La persona banalizza tutto ciò che la sua vittima dice o suggerisce, anche negandogli la convalida emotiva di cui tutti abbiamo bisogno per sentirci rafforzati. Può etichettarla come eccessivamente sensibile, infantile o inesperta. Quindi arriva il punto in cui la vittima si interroga e dubita delle proprie opinioni. In casi estremi, la vittima si sentirà male per aver pensato come pensa o sentito ciò che sente. Crederà che ci sia qualcosa di sbagliato o inappropriato nelle sue reazioni.

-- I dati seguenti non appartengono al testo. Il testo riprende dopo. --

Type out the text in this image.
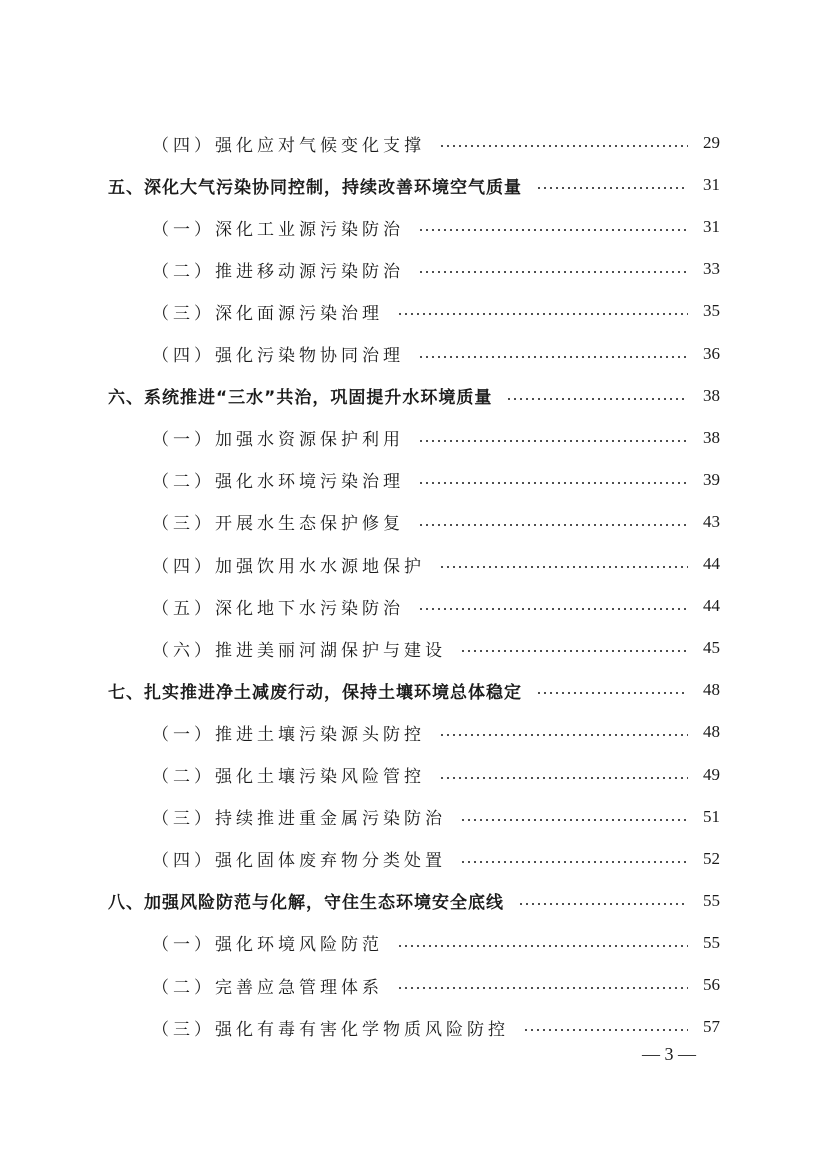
（四）强化应对气候变化支撑	29
五、深化大气污染协同控制，持续改善环境空气质量	31
（一）深化工业源污染防治	31
（二）推进移动源污染防治	33
（三）深化面源污染治理	35
（四）强化污染物协同治理	36
六、系统推进“三水”共治，巩固提升水环境质量	38
（一）加强水资源保护利用	38
（二）强化水环境污染治理	39
（三）开展水生态保护修复	43
（四）加强饮用水水源地保护	44
（五）深化地下水污染防治	44
（六）推进美丽河湖保护与建设	45
七、扎实推进净土减废行动，保持土壤环境总体稳定	48
（一）推进土壤污染源头防控	48
（二）强化土壤污染风险管控	49
（三）持续推进重金属污染防治	51
（四）强化固体废弃物分类处置	52
八、加强风险防范与化解，守住生态环境安全底线	55
（一）强化环境风险防范	55
（二）完善应急管理体系	56
（三）强化有毒有害化学物质风险防控	57
— 3 —
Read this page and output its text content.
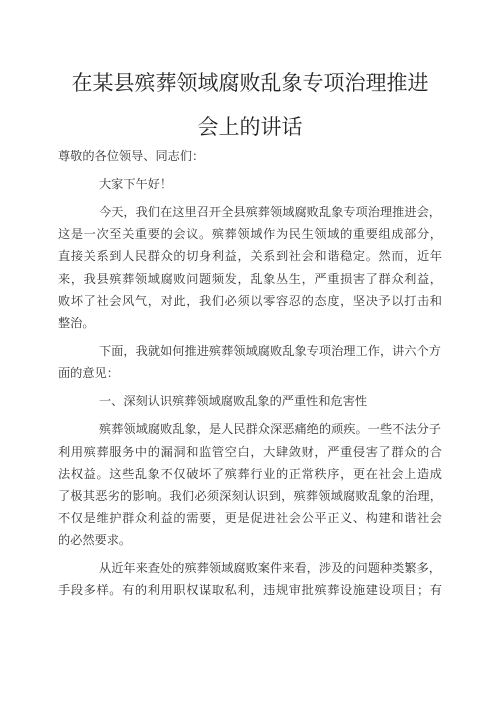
在某县殡葬领域腐败乱象专项治理推进
会上的讲话
尊敬的各位领导、同志们：
大家下午好！
今天，我们在这里召开全县殡葬领域腐败乱象专项治理推进会，
这是一次至关重要的会议。殡葬领域作为民生领域的重要组成部分，
直接关系到人民群众的切身利益，关系到社会和谐稳定。然而，近年
来，我县殡葬领域腐败问题频发，乱象丛生，严重损害了群众利益，
败坏了社会风气，对此，我们必须以零容忍的态度，坚决予以打击和
整治。
下面，我就如何推进殡葬领域腐败乱象专项治理工作，讲六个方
面的意见：
一、深刻认识殡葬领域腐败乱象的严重性和危害性
殡葬领域腐败乱象，是人民群众深恶痛绝的顽疾。一些不法分子
利用殡葬服务中的漏洞和监管空白，大肆敛财，严重侵害了群众的合
法权益。这些乱象不仅破坏了殡葬行业的正常秩序，更在社会上造成
了极其恶劣的影响。我们必须深刻认识到，殡葬领域腐败乱象的治理，
不仅是维护群众利益的需要，更是促进社会公平正义、构建和谐社会
的必然要求。
从近年来查处的殡葬领域腐败案件来看，涉及的问题种类繁多，
手段多样。有的利用职权谋取私利，违规审批殡葬设施建设项目；有
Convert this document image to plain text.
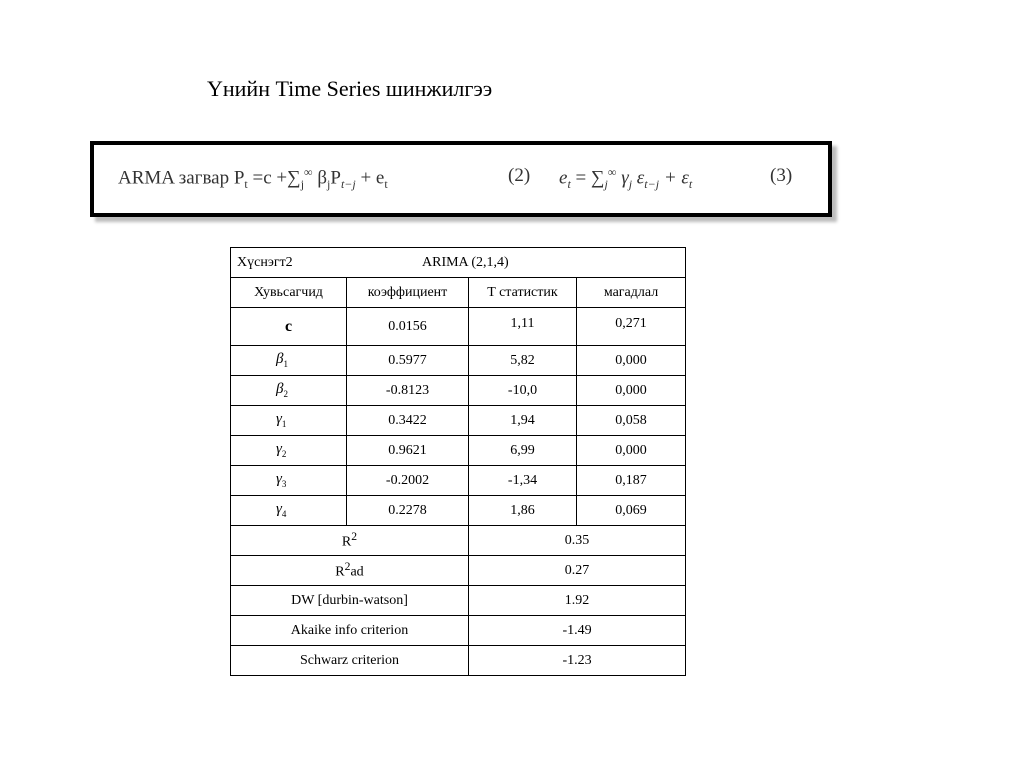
Үнийн Time Series шинжилгээ
ARMA загвар $P_t =c +\sum_j^\infty$ $\beta_jP_{t-j} + e_t$	(2) $e_t = \sum_j^\infty$ $\gamma_j$ $\varepsilon_{t-j} + \varepsilon_t$	(3)
Хүснэгт2 ARIMA (2,1,4)			
Хувьсагчид	коэффициент	T статистик	магадлал
c	0.0156	1,11	0,271

$\beta_1$	0.5977	5,82	0,000

$\beta_2$	-0.8123	-10,0	0,000

$\gamma_1$	0.3422	1,94	0,058

$\gamma_2$	0.9621	6,99	0,000

$\gamma_3$	-0.2002	-1,34	0,187

$\gamma_4$	0.2278	1,86	0,069
$R^2$		0.35	
$R^2ad$		0.27	
DW [durbin-watson]		1.92	
Akaike info criterion		-1.49	
Schwarz criterion		-1.23	
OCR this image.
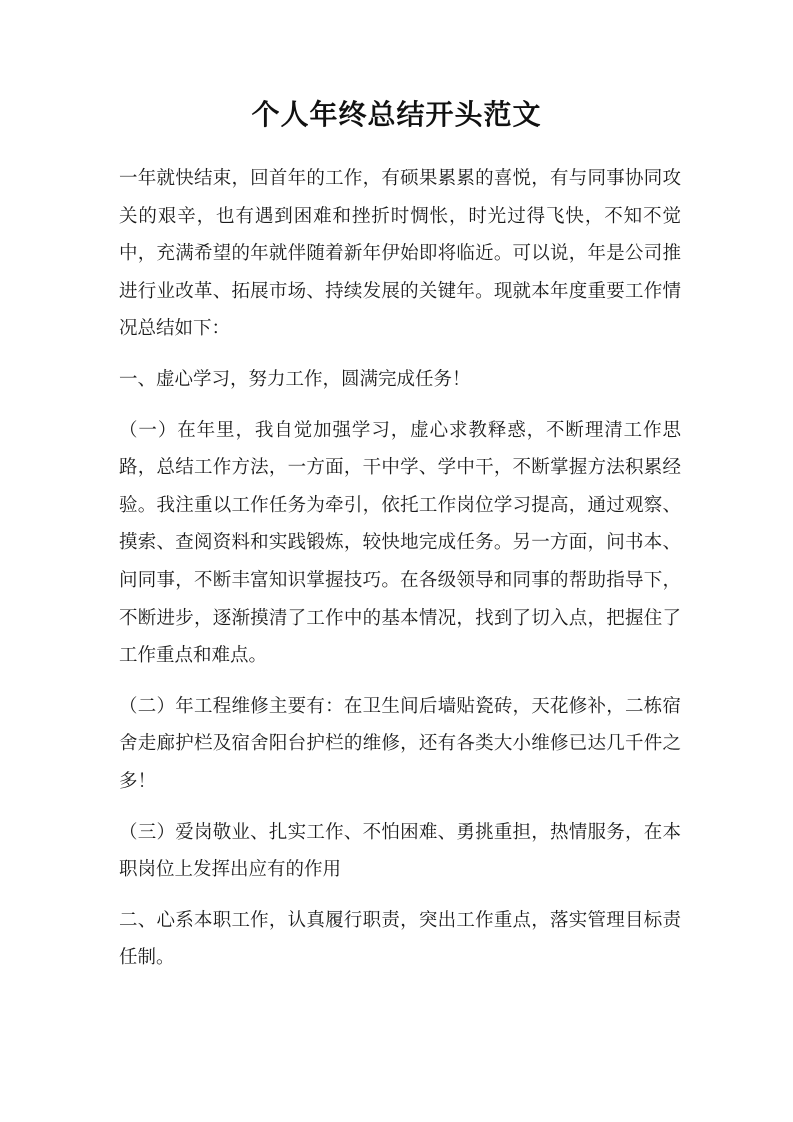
个人年终总结开头范文

一年就快结束，回首年的工作，有硕果累累的喜悦，有与同事协同攻关的艰辛，也有遇到困难和挫折时惆怅，时光过得飞快，不知不觉中，充满希望的年就伴随着新年伊始即将临近。可以说，年是公司推进行业改革、拓展市场、持续发展的关键年。现就本年度重要工作情况总结如下：

一、虚心学习，努力工作，圆满完成任务！

（一）在年里，我自觉加强学习，虚心求教释惑，不断理清工作思路，总结工作方法，一方面，干中学、学中干，不断掌握方法积累经验。我注重以工作任务为牵引，依托工作岗位学习提高，通过观察、摸索、查阅资料和实践锻炼，较快地完成任务。另一方面，问书本、问同事，不断丰富知识掌握技巧。在各级领导和同事的帮助指导下，不断进步，逐渐摸清了工作中的基本情况，找到了切入点，把握住了工作重点和难点。

（二）年工程维修主要有：在卫生间后墙贴瓷砖，天花修补，二栋宿舍走廊护栏及宿舍阳台护栏的维修，还有各类大小维修已达几千件之多！

（三）爱岗敬业、扎实工作、不怕困难、勇挑重担，热情服务，在本职岗位上发挥出应有的作用

二、心系本职工作，认真履行职责，突出工作重点，落实管理目标责任制。
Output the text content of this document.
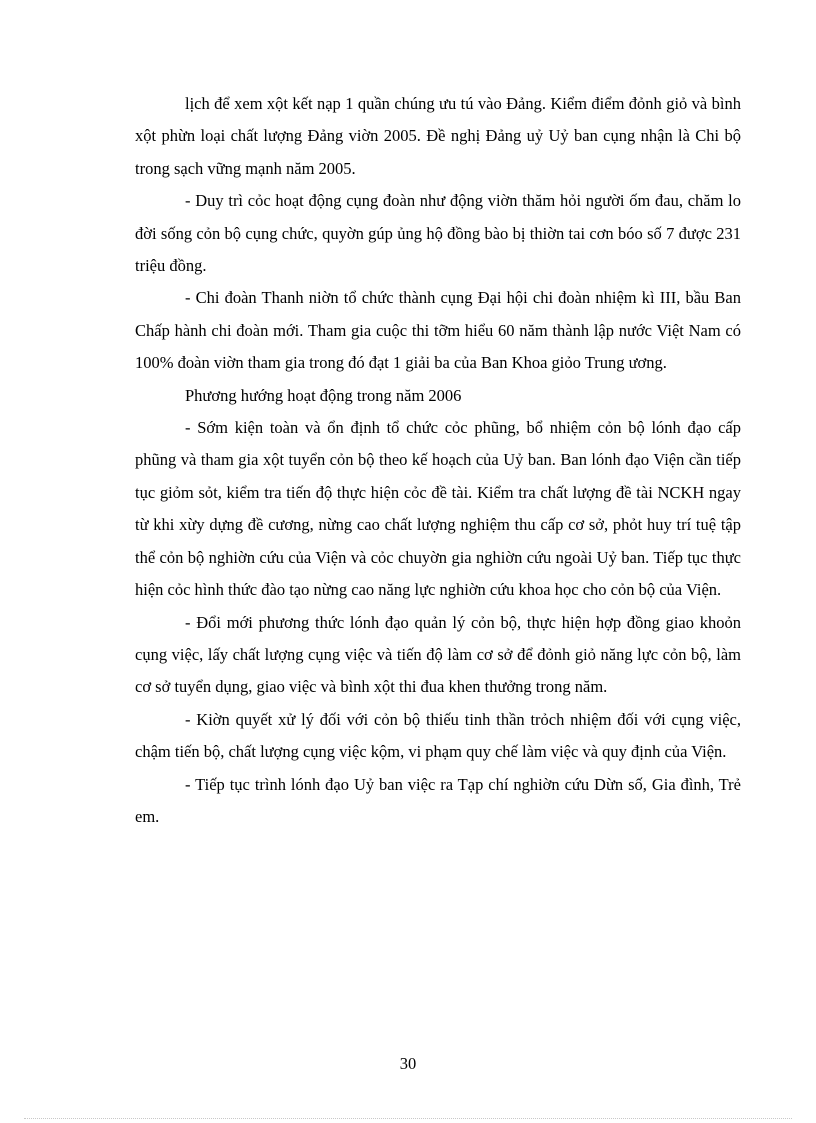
lịch để xem xột kết nạp 1 quần chúng ưu tú vào Đảng. Kiểm điểm đỏnh giỏ và bình xột phừn loại chất lượng Đảng viờn 2005. Đề nghị Đảng uỷ Uỷ ban cụng nhận là Chi bộ trong sạch vững mạnh năm 2005.

- Duy trì cỏc hoạt động cụng đoàn như động viờn thăm hỏi người ốm đau, chăm lo đời sống cỏn bộ cụng chức, quyờn gúp ủng hộ đồng bào bị thiờn tai cơn bóo số 7 được 231 triệu đồng.

- Chi đoàn Thanh niờn tổ chức thành cụng Đại hội chi đoàn nhiệm kì III, bầu Ban Chấp hành chi đoàn mới. Tham gia cuộc thi tỡm hiểu 60 năm thành lập nước Việt Nam có 100% đoàn viờn tham gia trong đó đạt 1 giải ba của Ban Khoa giỏo Trung ương.

Phương hướng hoạt động trong năm 2006

- Sớm kiện toàn và ổn định tổ chức cỏc phũng, bổ nhiệm cỏn bộ lónh đạo cấp phũng và tham gia xột tuyển cỏn bộ theo kế hoạch của Uỷ ban. Ban lónh đạo Viện cần tiếp tục giỏm sỏt, kiểm tra tiến độ thực hiện cỏc đề tài. Kiểm tra chất lượng đề tài NCKH ngay từ khi xừy dựng đề cương, nừng cao chất lượng nghiệm thu cấp cơ sở, phỏt huy trí tuệ tập thể cỏn bộ nghiờn cứu của Viện và cỏc chuyờn gia nghiờn cứu ngoài Uỷ ban. Tiếp tục thực hiện cỏc hình thức đào tạo nừng cao năng lực nghiờn cứu khoa học cho cỏn bộ của Viện.

- Đổi mới phương thức lónh đạo quản lý cỏn bộ, thực hiện hợp đồng giao khoỏn cụng việc, lấy chất lượng cụng việc và tiến độ làm cơ sở để đỏnh giỏ năng lực cỏn bộ, làm cơ sở tuyển dụng, giao việc và bình xột thi đua khen thưởng trong năm.

- Kiờn quyết xử lý đối với cỏn bộ thiếu tinh thần trỏch nhiệm đối với cụng việc, chậm tiến bộ, chất lượng cụng việc kộm, vi phạm quy chế làm việc và quy định của Viện.

- Tiếp tục trình lónh đạo Uỷ ban việc ra Tạp chí nghiờn cứu Dừn số, Gia đình, Trẻ em.

30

4. Negazione, rifiuto della propria responsabilità

La negazione è una strategia di manipolazione verbale molto comune. Si verifica quando la persona non riconosce di aver commesso un errore, nega il suo comportamento o i risultati dello stesso. È la negazione della responsabilità individuale e il rifiuto totale di accettare le conseguenze delle proprie azioni, atteggiamenti o parole.

Questa persona cercherà sempre un modo per giustificare e razionalizzare il proprio comportamento. Il problema è che negando la propria parte di responsabilità, il rapporto entra in un vicolo cieco, tanto che la vittima è costretta a portarne il peso, un peso che andrebbe condiviso.

5. Incolpare e criticare, la strategia di manipolazione per eccellenza

Manipolazione e senso di colpa sono strumenti attraverso cui si cerca di trasferire ogni responsabilità sull’altro. Non c’è una negazione ma un’accusa diretta. La persona incolperà l’altro per tutti i conflitti e i problemi nella relazione. Di solito la incolpa anche per le proprie insoddisfazioni e fallimenti nella vita. In questo modo riesce a sottomettere la sua vittima.

È normale che la persona usi la critica come arma. Criticherà e giudicherà continuamente la sua vittima fino a farle perdere l’autostima e la fiducia in se stessa. Quando la vittima finisce per sentirsi più vulnerabile psicologicamente, accetta la colpa che intentano affibbiargli e si sottomette ai desideri dell’altro.


Essere in grado di identificare la manipolazione verbale è il primo passo per frenarla. Ecco perché è importante tenere d’occhio i piccoli segni che indicano che la comunicazione in una relazione non è più assertiva. Un segnale è che le discussioni, lungi dal risolvere i problemi, generano nuovi conflitti e aumentano l’insoddisfazione. In quel momento ci si deve fermare per ricapitolare, perché forse uno dei due sta usando il conflitto come arma per ottenere benefici secondari nella relazione.